The study authored by Bach, with Ana C Lorenzo-Leal and Selvarani Vimalanathan, studied the layers of four N-95 respirators and one surgical mask contaminated with the SARS-CoV-2 Delta variant and concluded “these products have been demonstrated to be effective in reducing the transmission of the virus.”

Meanwhile, invitations for COVID-19 and flu vaccines in B.C. are being offered in a staggered fashion, starting with the most vulnerable.

Priority groups include people of any age in long-term care, those 65 and older, people with chronic health conditions such as cancer, HIV, hepatitis C and diabetes, Indigenous peoples, people who are pregnant, and health-care workers.

For influenza, infants and children are added to that priority vaccination list.
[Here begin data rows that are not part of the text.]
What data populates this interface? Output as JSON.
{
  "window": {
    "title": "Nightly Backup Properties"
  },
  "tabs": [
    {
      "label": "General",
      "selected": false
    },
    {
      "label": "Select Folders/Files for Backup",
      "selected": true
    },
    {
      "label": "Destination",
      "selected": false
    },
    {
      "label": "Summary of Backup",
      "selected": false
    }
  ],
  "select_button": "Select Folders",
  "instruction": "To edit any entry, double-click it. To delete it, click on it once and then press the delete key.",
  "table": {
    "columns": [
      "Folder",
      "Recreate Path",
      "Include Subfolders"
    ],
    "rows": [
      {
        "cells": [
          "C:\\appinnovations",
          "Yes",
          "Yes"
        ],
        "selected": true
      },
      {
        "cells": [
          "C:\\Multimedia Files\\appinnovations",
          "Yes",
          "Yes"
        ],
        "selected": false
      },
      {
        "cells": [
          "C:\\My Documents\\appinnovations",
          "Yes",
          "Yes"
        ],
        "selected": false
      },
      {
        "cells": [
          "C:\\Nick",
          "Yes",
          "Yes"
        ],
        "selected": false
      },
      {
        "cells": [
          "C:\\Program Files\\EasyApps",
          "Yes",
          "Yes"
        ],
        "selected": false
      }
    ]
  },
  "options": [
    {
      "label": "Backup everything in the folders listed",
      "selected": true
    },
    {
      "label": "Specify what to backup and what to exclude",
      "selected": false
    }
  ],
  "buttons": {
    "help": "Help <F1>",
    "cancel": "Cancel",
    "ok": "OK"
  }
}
Those eligible to receive their next COVID-19 vaccine will receive an invitation for both COVID-19 and influenza vaccines at the same time, according to the Health Ministry.

Public health officials recommend getting the COVID-19 vaccine at least six months from a previous COVID-19 vaccine dose or known infection.

The National Advisory Committee on Immunization has advised that COVID-19 vaccines can be given on the same day as other vaccines, or at any time before or after. B.C. health officials are encouraging to people to get their COVID and flu vaccines during the same appointment.

Vaccinations will be offered at most pharmacies in B.C. as well as public health units and some physician offices.

Those who are registered with the government’s Get Vaccinated website should receive an invitation to book based on their age and vulnerability to becoming seriously ill with a respiratory illness.

Those not yet registered for COVID-19 and flu vaccinations during previous campaigns can go to or phone 1-833-838-2323.